Private Empire: ExxonMobil and American Power
by Steve Coll
Published in May 2013
Thibault’s Score: 3/5
For some reason, this book didn’t capture my interest, and I put it down about 300 pages in.
This book is a history of ExxonMobil from a very left wing anti-business perspective. The book begins with the ExxonMobil merger, painting colorful and unflattering pictures of the responsible executives. He proceeds to go over the ExxonMobil corporate history, painting office life there as a soul-less Orwellian affair. Steve Coll draws numerous comparisons between ExxonMobil’s behavior and the Bush administration, implying that the corporation is merely a product of its time.

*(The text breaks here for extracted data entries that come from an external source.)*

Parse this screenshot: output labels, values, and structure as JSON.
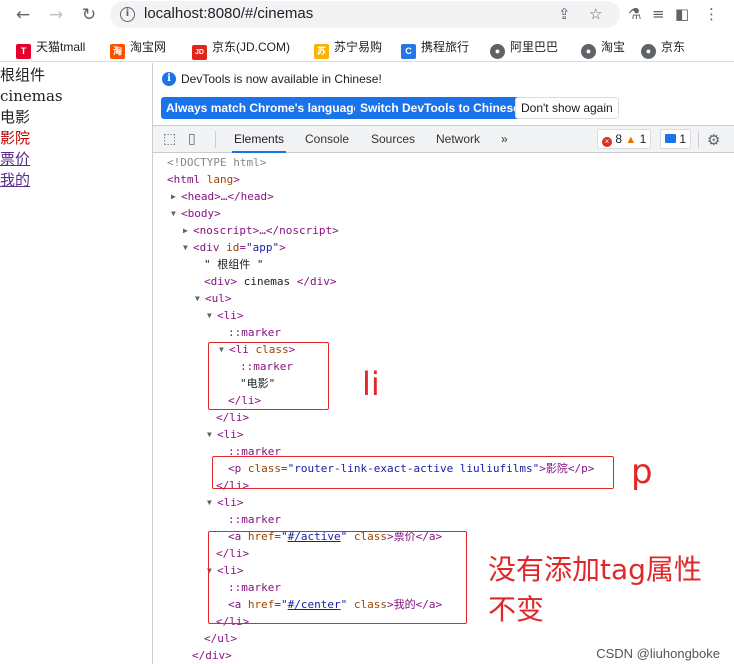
{
  "browser": {
    "url": "localhost:8080/#/cinemas",
    "nav": {
      "back": "←",
      "forward": "→",
      "reload": "↻"
    },
    "icons": [
      "share-icon",
      "star-icon",
      "flask-icon",
      "reading-list-icon",
      "sidebar-icon",
      "menu-icon"
    ]
  },
  "bookmarks": [
    {
      "label": "天猫tmall",
      "fav": "T",
      "color": "#e4002b"
    },
    {
      "label": "淘宝网",
      "fav": "淘",
      "color": "#ff5000"
    },
    {
      "label": "京东(JD.COM)",
      "fav": "JD",
      "color": "#e1251b"
    },
    {
      "label": "苏宁易购",
      "fav": "苏",
      "color": "#f9b300"
    },
    {
      "label": "携程旅行",
      "fav": "C",
      "color": "#2577e3"
    },
    {
      "label": "阿里巴巴",
      "fav": "●",
      "color": "#5f6368"
    },
    {
      "label": "淘宝",
      "fav": "●",
      "color": "#5f6368"
    },
    {
      "label": "京东",
      "fav": "●",
      "color": "#5f6368"
    }
  ],
  "page": {
    "root": "根组件",
    "cinemas": "cinemas",
    "film": "电影",
    "cinema_link": "影院",
    "price_link": "票价",
    "mine_link": "我的"
  },
  "devtools": {
    "info_message": "DevTools is now available in Chinese!",
    "btn_match": "Always match Chrome's language",
    "btn_switch": "Switch DevTools to Chinese",
    "btn_dismiss": "Don't show again",
    "tabs": [
      "Elements",
      "Console",
      "Sources",
      "Network"
    ],
    "more_tabs": "»",
    "error_count": "8",
    "warning_count": "1",
    "message_count": "1"
  },
  "dom": {
    "doctype": "<!DOCTYPE html>",
    "html_open": "<html",
    "html_attr": "lang",
    "head": "<head>…</head>",
    "body_open": "<body>",
    "noscript": "<noscript>…</noscript>",
    "div_open": "<div",
    "div_attr": "id",
    "div_val": "\"app\"",
    "text_root": "\" 根组件 \"",
    "div_cinemas_open": "<div>",
    "div_cinemas_text": " cinemas ",
    "div_cinemas_close": "</div>",
    "ul_open": "<ul>",
    "li_open": "<li>",
    "li_close": "</li>",
    "marker": "::marker",
    "li_class_open": "<li",
    "li_class_attr": "class",
    "li_class_close": ">",
    "film_text": "\"电影\"",
    "p_open": "<p",
    "p_attr": "class",
    "p_val": "\"router-link-exact-active liuliufilms\"",
    "p_text": ">影院</p>",
    "a_open": "<a",
    "a_attr": "href",
    "a_active_href": "#/active",
    "a_class": "class",
    "a_active_text": ">票价</a>",
    "a_center_href": "#/center",
    "a_center_text": ">我的</a>",
    "ul_close": "</ul>",
    "div_close": "</div>"
  },
  "annotations": {
    "li": "li",
    "p": "p",
    "note_line1": "没有添加tag属性",
    "note_line2": "不变",
    "watermark": "CSDN @liuhongboke"
  }
}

ExxonMobil’s various escapades in third world countries are criticized by the author. For example, he alleges that ExxonMobil helped the Indonesian army commit war atrocities and that the company helped sponsor regime change in Chad. Both of these cases, as described in the book, seem to me like ExxonMobil is forced to look for resources in volatile places, and simply has to play along with the local politics. I don’t think that ExxonMobil is destabilizing these regions - if anything, they are economically improving them while at the same time lobbying these countries to adopt pro-capitalism policies.
I learned a lot by ExxonMobil, but felt that the author was disingenuous. Many events which don’t necessarily reflect poorly on ExxonMobil were painted in a very bad light. This book isn’t a bad book - its quite well written and fairly interested, but I don’t recommend it to people without a specific interest in ExxonMobil or the oil industry.